I have a relatively complex plot which I would like to model. The model consists of two 'phases'/components which have been measured experimentally, however the ratio of these components is unknown. The data is shown in the image: where some combination of the orange and green curves make up the blue curve.
Complex curve and two components
The model is defined as:
Model = A * (z1 * 0.3 * y1 + z2 * 0.7 * y2) + D
where A is an overall scaling, z1 and z2 are the individual scalings for y1 and y2 which are the components. D is an offset.
I have tried to use the lmfit minimise function by defining the fit parameters and residual like so:
import lmfit
from lmfit import Minimizer, Parameters, report_fit
fit_params = Parameters()
fit_params.add('A', value=1.00, min=0, max=1)
fit_params.add('z1', value=1, min=0, max=1)

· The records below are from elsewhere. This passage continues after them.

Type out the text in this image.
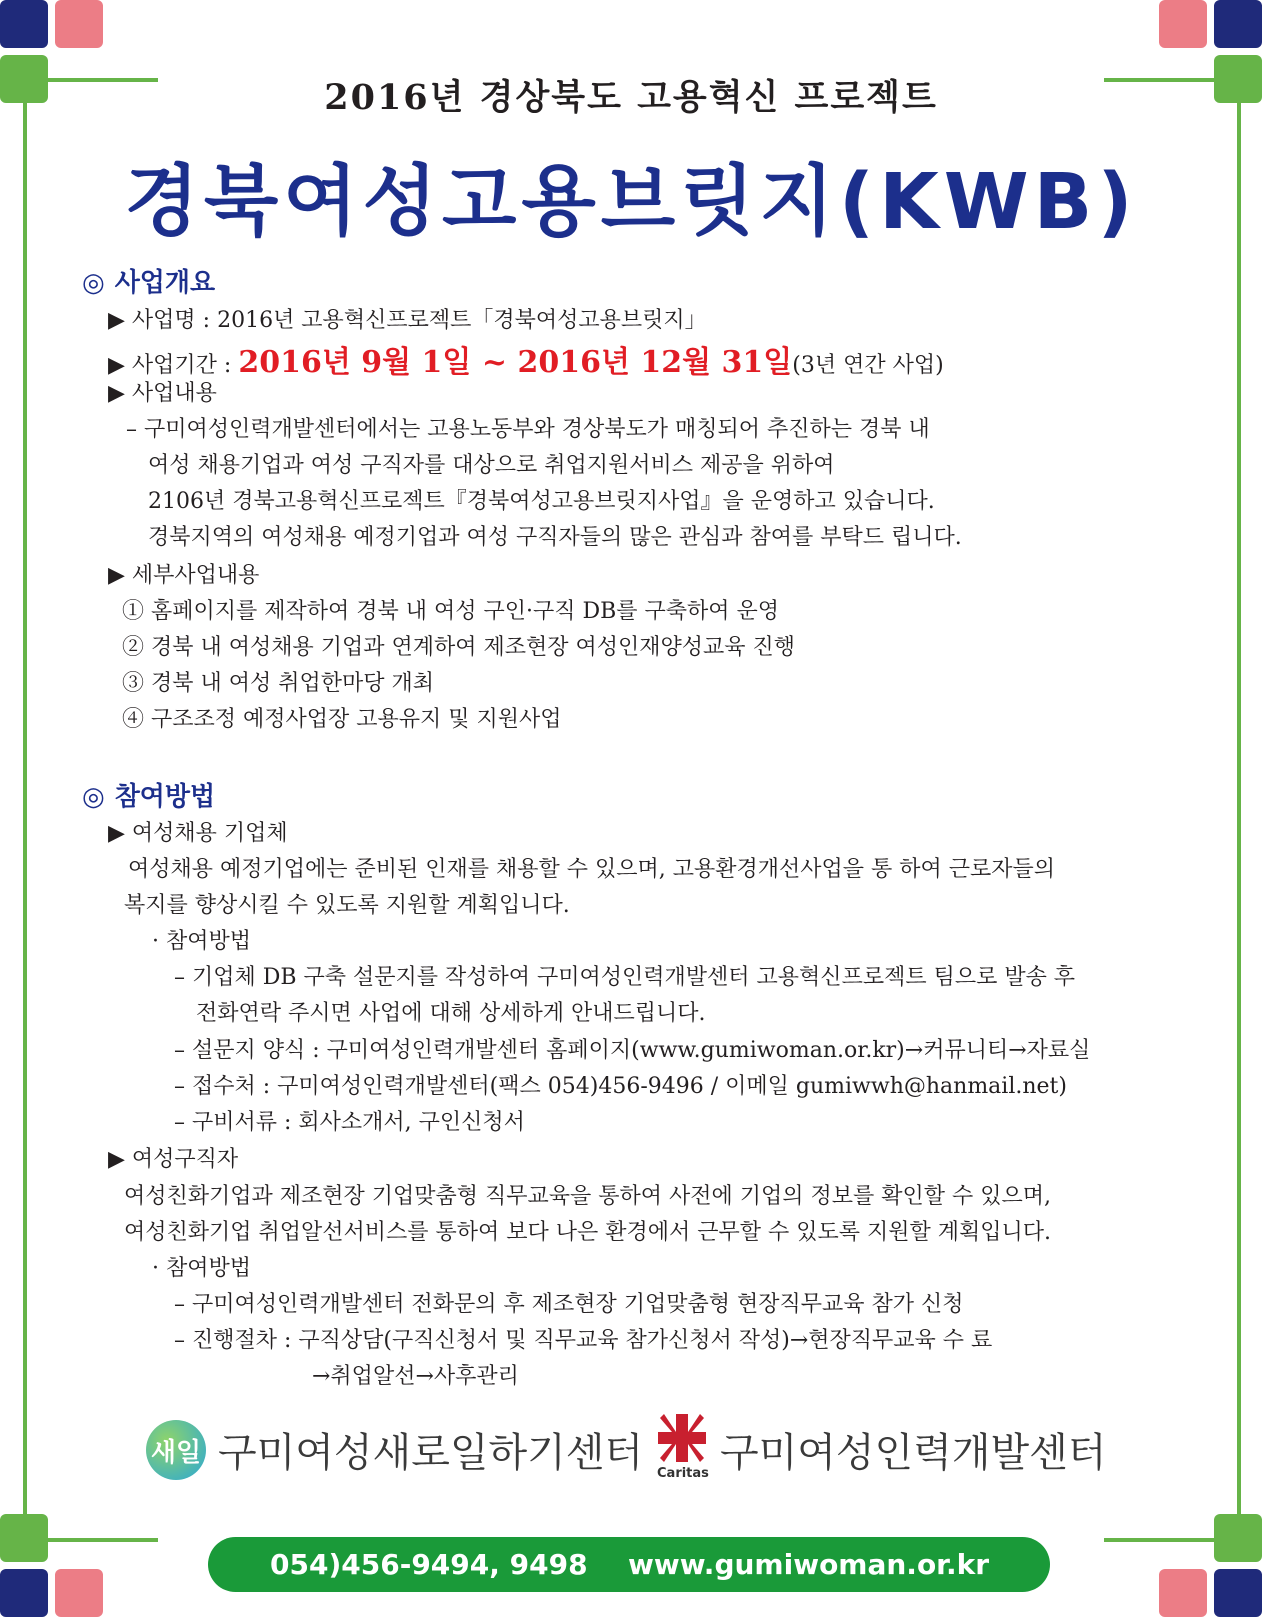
2016년 경상북도 고용혁신 프로젝트
경북여성고용브릿지(KWB)
◎ 사업개요
▶ 사업명 : 2016년 고용혁신프로젝트「경북여성고용브릿지」
▶ 사업기간 : 2016년 9월 1일 ~ 2016년 12월 31일(3년 연간 사업)
▶ 사업내용
– 구미여성인력개발센터에서는 고용노동부와 경상북도가 매칭되어 추진하는 경북 내
여성 채용기업과 여성 구직자를 대상으로 취업지원서비스 제공을 위하여
2106년 경북고용혁신프로젝트『경북여성고용브릿지사업』을 운영하고 있습니다.
경북지역의 여성채용 예정기업과 여성 구직자들의 많은 관심과 참여를 부탁드 립니다.
▶ 세부사업내용
① 홈페이지를 제작하여 경북 내 여성 구인·구직 DB를 구축하여 운영
② 경북 내 여성채용 기업과 연계하여 제조현장 여성인재양성교육 진행
③ 경북 내 여성 취업한마당 개최
④ 구조조정 예정사업장 고용유지 및 지원사업
◎ 참여방법
▶ 여성채용 기업체
여성채용 예정기업에는 준비된 인재를 채용할 수 있으며, 고용환경개선사업을 통 하여 근로자들의
복지를 향상시킬 수 있도록 지원할 계획입니다.
· 참여방법
– 기업체 DB 구축 설문지를 작성하여 구미여성인력개발센터 고용혁신프로젝트 팀으로 발송 후
전화연락 주시면 사업에 대해 상세하게 안내드립니다.
– 설문지 양식 : 구미여성인력개발센터 홈페이지(www.gumiwoman.or.kr)→커뮤니티→자료실
– 접수처 : 구미여성인력개발센터(팩스 054)456-9496 / 이메일 gumiwwh@hanmail.net)
– 구비서류 : 회사소개서, 구인신청서
▶ 여성구직자
여성친화기업과 제조현장 기업맞춤형 직무교육을 통하여 사전에 기업의 정보를 확인할 수 있으며,
여성친화기업 취업알선서비스를 통하여 보다 나은 환경에서 근무할 수 있도록 지원할 계획입니다.
· 참여방법
– 구미여성인력개발센터 전화문의 후 제조현장 기업맞춤형 현장직무교육 참가 신청
– 진행절차 : 구직상담(구직신청서 및 직무교육 참가신청서 작성)→현장직무교육 수 료
→취업알선→사후관리
새일 구미여성새로일하기센터 Caritas 구미여성인력개발센터
054)456-9494, 9498 www.gumiwoman.or.kr
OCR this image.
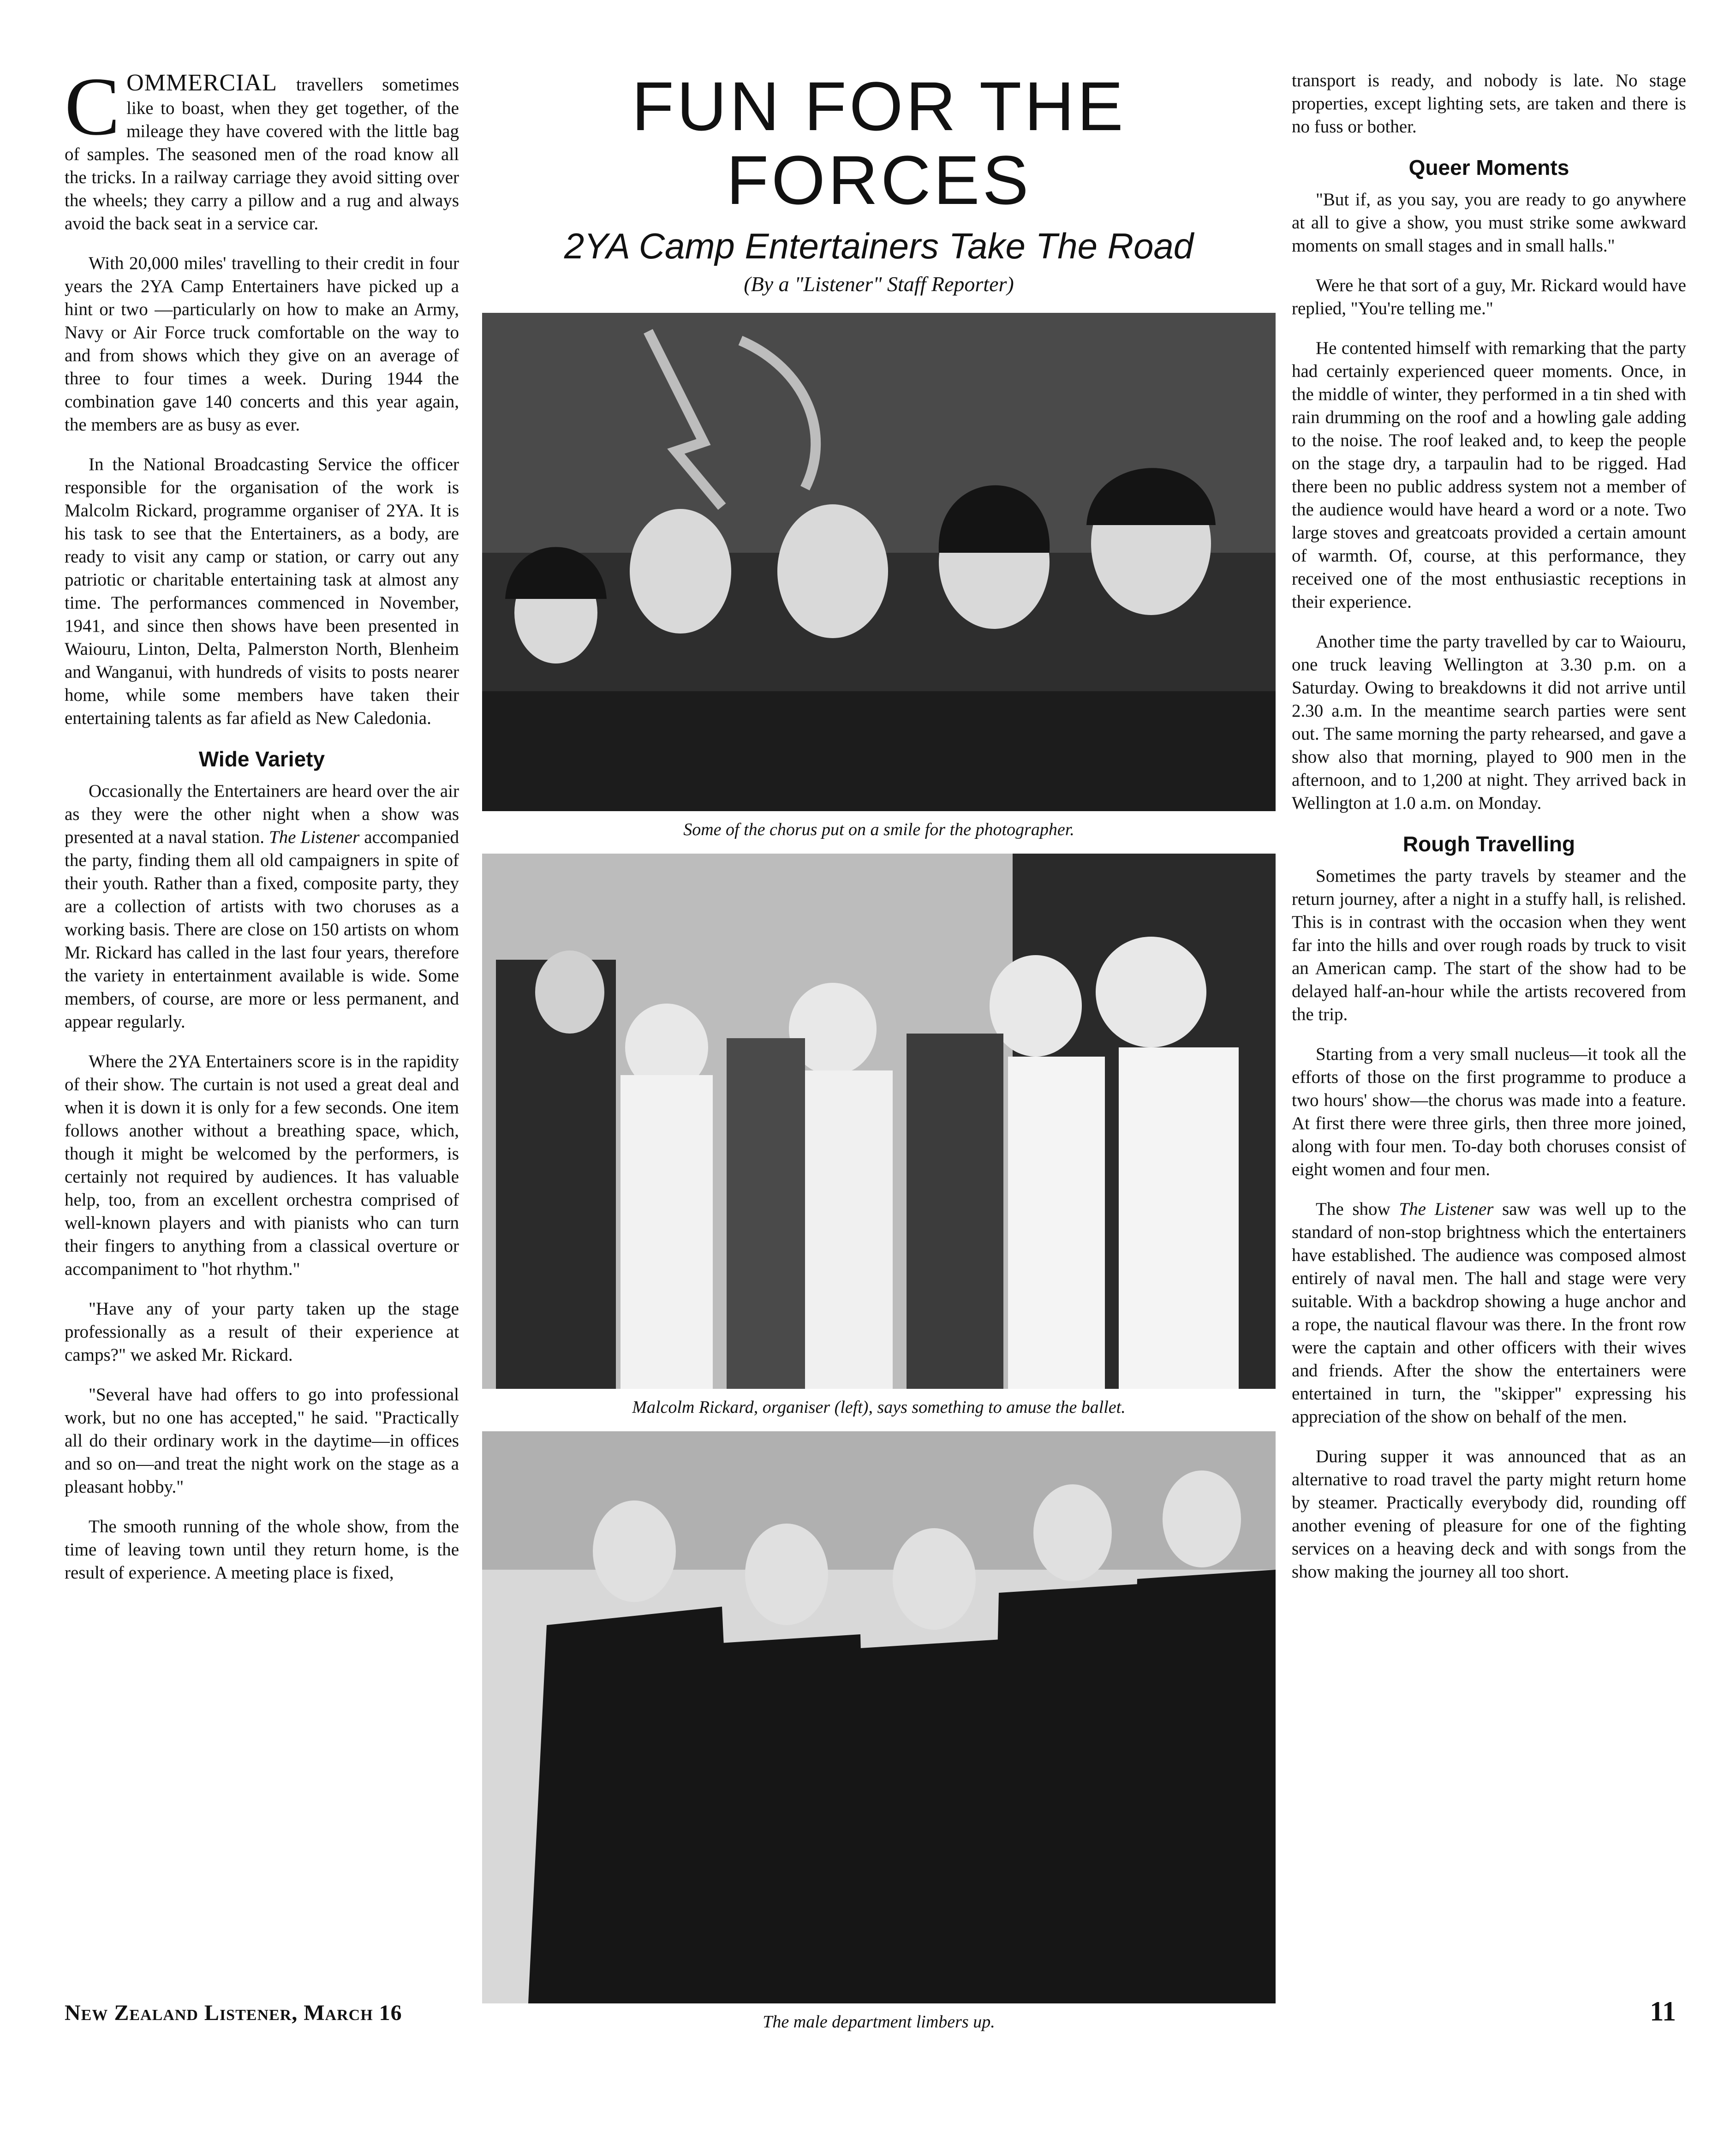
C OMMERCIAL travellers sometimes like to boast, when they get together, of the mileage they have covered with the little bag of samples. The seasoned men of the road know all the tricks. In a railway carriage they avoid sitting over the wheels; they carry a pillow and a rug and always avoid the back seat in a service car.

With 20,000 miles' travelling to their credit in four years the 2YA Camp Entertainers have picked up a hint or two —particularly on how to make an Army, Navy or Air Force truck comfortable on the way to and from shows which they give on an average of three to four times a week. During 1944 the combination gave 140 concerts and this year again, the members are as busy as ever.

In the National Broadcasting Service the officer responsible for the organisation of the work is Malcolm Rickard, programme organiser of 2YA. It is his task to see that the Entertainers, as a body, are ready to visit any camp or station, or carry out any patriotic or charitable entertaining task at almost any time. The performances commenced in November, 1941, and since then shows have been presented in Waiouru, Linton, Delta, Palmerston North, Blenheim and Wanganui, with hundreds of visits to posts nearer home, while some members have taken their entertaining talents as far afield as New Caledonia.

Wide Variety

Occasionally the Entertainers are heard over the air as they were the other night when a show was presented at a naval station. The Listener accompanied the party, finding them all old campaigners in spite of their youth. Rather than a fixed, composite party, they are a collection of artists with two choruses as a working basis. There are close on 150 artists on whom Mr. Rickard has called in the last four years, therefore the variety in entertainment available is wide. Some members, of course, are more or less permanent, and appear regularly.

Where the 2YA Entertainers score is in the rapidity of their show. The curtain is not used a great deal and when it is down it is only for a few seconds. One item follows another without a breathing space, which, though it might be welcomed by the performers, is certainly not required by audiences. It has valuable help, too, from an excellent orchestra comprised of well-known players and with pianists who can turn their fingers to anything from a classical overture or accompaniment to "hot rhythm."

"Have any of your party taken up the stage professionally as a result of their experience at camps?" we asked Mr. Rickard.

"Several have had offers to go into professional work, but no one has accepted," he said. "Practically all do their ordinary work in the daytime—in offices and so on—and treat the night work on the stage as a pleasant hobby."

The smooth running of the whole show, from the time of leaving town until they return home, is the result of experience. A meeting place is fixed,

FUN FOR THE FORCES
2YA Camp Entertainers Take The Road
(By a "Listener" Staff Reporter)
Some of the chorus put on a smile for the photographer.
Malcolm Rickard, organiser (left), says something to amuse the ballet.
The male department limbers up.

transport is ready, and nobody is late. No stage properties, except lighting sets, are taken and there is no fuss or bother.

Queer Moments

"But if, as you say, you are ready to go anywhere at all to give a show, you must strike some awkward moments on small stages and in small halls."

Were he that sort of a guy, Mr. Rickard would have replied, "You're telling me."

He contented himself with remarking that the party had certainly experienced queer moments. Once, in the middle of winter, they performed in a tin shed with rain drumming on the roof and a howling gale adding to the noise. The roof leaked and, to keep the people on the stage dry, a tarpaulin had to be rigged. Had there been no public address system not a member of the audience would have heard a word or a note. Two large stoves and greatcoats provided a certain amount of warmth. Of, course, at this performance, they received one of the most enthusiastic receptions in their experience.

Another time the party travelled by car to Waiouru, one truck leaving Wellington at 3.30 p.m. on a Saturday. Owing to breakdowns it did not arrive until 2.30 a.m. In the meantime search parties were sent out. The same morning the party rehearsed, and gave a show also that morning, played to 900 men in the afternoon, and to 1,200 at night. They arrived back in Wellington at 1.0 a.m. on Monday.

Rough Travelling

Sometimes the party travels by steamer and the return journey, after a night in a stuffy hall, is relished. This is in contrast with the occasion when they went far into the hills and over rough roads by truck to visit an American camp. The start of the show had to be delayed half-an-hour while the artists recovered from the trip.

Starting from a very small nucleus—it took all the efforts of those on the first programme to produce a two hours' show—the chorus was made into a feature. At first there were three girls, then three more joined, along with four men. To-day both choruses consist of eight women and four men.

The show The Listener saw was well up to the standard of non-stop brightness which the entertainers have established. The audience was composed almost entirely of naval men. The hall and stage were very suitable. With a backdrop showing a huge anchor and a rope, the nautical flavour was there. In the front row were the captain and other officers with their wives and friends. After the show the entertainers were entertained in turn, the "skipper" expressing his appreciation of the show on behalf of the men.

During supper it was announced that as an alternative to road travel the party might return home by steamer. Practically everybody did, rounding off another evening of pleasure for one of the fighting services on a heaving deck and with songs from the show making the journey all too short.

New Zealand Listener, March 16	11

fit_params.add('z2', value=1, min=0, max=1)
fit_params.add('D', value=0.00, min=-5, max=5)
def residual(pars, x, data = total_scatter_expt):
Data = total_scatter_expt
Model = A * (z1 * 0.3 * y1 + z2 * 0.7 * y2) + D
return model - data
Because y1 and y2 are also functions it's no entirely clear to me what my x is in the residual or in the minimisation line. For this I have used the x values on the graph in the picture.
out = minimize(residual, fit_params, args=(x,))
print(fit_report(out))
This has led to the error
TypeError: can't multiply sequence by non-int of type 'float'
I'm not sure whether this problem would be best described as a deconvolution or perhaps fitting functions of functions. Any help would be appreciated.